DETROIT — I’ve covered numerous Masters, U.S. Opens and PGA Championships. I’ve covered the Ryder Cup at home and abroad. For years, I covered the Buick Open as well as LPGA and senior tournaments here in Michigan.
And friends, I’m here to tell you something I believe with all my heart. In its third year of existence, the Rocket Mortgage Classic at Detroit Golf Club felt like a major.
It certainly wasn’t because of the difficulty of the course, the scores or the quality of the field. Mostly it felt like a major because of two players and the much-needed buzz they brought to the tournament.
You know exactly who I’m talking about: Phil Mickelson and Bryson DeChambeau.
Mickelson achieved the kind of legendary status we normally reserve for the likes of Paul Bunyan and Bigfoot, mythical heroes whose tales are so tall you almost can’t believe them.
But he made us believe. He made us care.

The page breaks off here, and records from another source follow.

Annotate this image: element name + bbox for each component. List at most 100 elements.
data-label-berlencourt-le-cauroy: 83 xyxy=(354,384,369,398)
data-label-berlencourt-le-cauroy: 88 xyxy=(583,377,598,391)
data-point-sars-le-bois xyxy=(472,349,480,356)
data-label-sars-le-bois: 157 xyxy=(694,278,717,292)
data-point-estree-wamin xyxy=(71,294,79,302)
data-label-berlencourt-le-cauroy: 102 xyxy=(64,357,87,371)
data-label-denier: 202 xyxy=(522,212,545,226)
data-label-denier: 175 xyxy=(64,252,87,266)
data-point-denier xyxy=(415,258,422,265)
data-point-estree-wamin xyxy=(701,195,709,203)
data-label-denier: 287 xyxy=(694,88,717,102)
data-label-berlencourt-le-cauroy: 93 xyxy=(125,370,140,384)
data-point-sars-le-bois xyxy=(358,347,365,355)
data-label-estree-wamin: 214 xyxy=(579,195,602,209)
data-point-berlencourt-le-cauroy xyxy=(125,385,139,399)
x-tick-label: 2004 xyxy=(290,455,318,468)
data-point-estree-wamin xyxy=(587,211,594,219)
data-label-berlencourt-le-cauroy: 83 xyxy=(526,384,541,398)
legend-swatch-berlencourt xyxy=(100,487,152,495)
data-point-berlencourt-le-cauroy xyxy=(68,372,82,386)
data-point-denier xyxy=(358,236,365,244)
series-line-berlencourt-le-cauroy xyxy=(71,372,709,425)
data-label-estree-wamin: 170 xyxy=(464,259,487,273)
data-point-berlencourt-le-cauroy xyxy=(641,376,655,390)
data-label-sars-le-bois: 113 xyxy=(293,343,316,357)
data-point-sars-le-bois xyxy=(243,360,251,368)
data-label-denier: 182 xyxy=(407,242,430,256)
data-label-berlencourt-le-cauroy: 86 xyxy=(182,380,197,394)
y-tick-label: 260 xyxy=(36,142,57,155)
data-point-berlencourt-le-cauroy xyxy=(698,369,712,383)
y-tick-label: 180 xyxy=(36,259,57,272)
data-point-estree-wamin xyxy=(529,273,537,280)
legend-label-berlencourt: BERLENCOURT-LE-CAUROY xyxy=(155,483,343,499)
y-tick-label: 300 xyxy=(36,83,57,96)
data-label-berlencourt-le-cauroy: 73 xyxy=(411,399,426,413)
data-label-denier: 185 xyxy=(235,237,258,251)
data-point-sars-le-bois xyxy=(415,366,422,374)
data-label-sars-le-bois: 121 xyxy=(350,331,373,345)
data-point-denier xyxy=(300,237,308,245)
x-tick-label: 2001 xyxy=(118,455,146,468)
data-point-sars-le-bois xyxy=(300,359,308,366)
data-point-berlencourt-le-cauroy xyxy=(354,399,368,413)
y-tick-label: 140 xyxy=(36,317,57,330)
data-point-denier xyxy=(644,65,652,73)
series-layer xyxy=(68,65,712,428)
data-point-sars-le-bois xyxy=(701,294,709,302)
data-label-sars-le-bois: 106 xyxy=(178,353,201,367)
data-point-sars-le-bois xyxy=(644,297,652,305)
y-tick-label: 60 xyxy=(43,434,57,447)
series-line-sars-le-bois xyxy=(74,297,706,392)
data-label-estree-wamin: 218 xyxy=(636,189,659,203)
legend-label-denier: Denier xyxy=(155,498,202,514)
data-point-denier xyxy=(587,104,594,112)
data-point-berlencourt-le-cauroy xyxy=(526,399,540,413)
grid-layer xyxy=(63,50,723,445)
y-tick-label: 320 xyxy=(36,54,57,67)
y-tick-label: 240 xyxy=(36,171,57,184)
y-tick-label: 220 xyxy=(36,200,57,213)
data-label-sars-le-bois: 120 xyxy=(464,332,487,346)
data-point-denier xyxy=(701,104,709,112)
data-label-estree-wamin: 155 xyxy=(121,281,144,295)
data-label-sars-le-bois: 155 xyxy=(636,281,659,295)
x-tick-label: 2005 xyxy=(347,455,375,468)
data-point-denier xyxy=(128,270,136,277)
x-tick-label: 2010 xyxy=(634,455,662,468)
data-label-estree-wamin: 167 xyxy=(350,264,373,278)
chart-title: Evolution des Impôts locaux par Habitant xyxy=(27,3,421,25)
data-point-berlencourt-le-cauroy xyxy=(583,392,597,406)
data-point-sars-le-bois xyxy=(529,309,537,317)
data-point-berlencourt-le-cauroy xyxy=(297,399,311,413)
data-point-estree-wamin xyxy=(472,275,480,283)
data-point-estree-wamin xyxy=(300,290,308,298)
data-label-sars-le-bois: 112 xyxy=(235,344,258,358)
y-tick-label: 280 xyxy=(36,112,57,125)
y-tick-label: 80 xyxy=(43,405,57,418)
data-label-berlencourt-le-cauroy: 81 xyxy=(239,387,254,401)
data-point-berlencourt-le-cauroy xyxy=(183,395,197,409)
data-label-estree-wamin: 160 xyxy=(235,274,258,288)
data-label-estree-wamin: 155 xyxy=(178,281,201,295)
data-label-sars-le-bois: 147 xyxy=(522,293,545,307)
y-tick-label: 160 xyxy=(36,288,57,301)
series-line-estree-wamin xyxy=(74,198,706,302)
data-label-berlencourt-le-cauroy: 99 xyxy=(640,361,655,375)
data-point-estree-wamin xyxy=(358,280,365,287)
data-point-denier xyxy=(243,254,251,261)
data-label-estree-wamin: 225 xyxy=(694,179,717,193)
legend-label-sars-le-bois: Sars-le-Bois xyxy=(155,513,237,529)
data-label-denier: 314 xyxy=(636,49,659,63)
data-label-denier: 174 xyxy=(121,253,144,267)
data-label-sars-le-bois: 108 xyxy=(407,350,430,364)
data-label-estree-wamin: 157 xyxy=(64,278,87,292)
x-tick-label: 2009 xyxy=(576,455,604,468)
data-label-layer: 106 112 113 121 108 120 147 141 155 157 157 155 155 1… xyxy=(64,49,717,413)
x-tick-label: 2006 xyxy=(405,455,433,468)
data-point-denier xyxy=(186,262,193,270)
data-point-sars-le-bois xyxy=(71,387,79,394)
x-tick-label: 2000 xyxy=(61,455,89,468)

Through his feud with the Detroit News over an article about his gambling, Mickelson made Detroit Golf Club vibrate with tension all week.
Former Michigan State golfer Ryan Brehm played four groups behind Mickelson the first two days and could sense the excitement ahead of him.
“We knew what they were doing the whole time,” Brehm said, “and it was kind of fun to be a part of that sea of people.”
Mickelson kept us enthralled with his tweets and comments. He hates the paper. He loves the fans. He’s not coming back. But maybe he is. The saga had more twists and turns than a Taylor Swift breakup song.
And it was all good for business. The excitement was palpable among the fans, and even in the media center, where sportswriters usually reserve their strongest emotions for the unveiling of dessert offerings.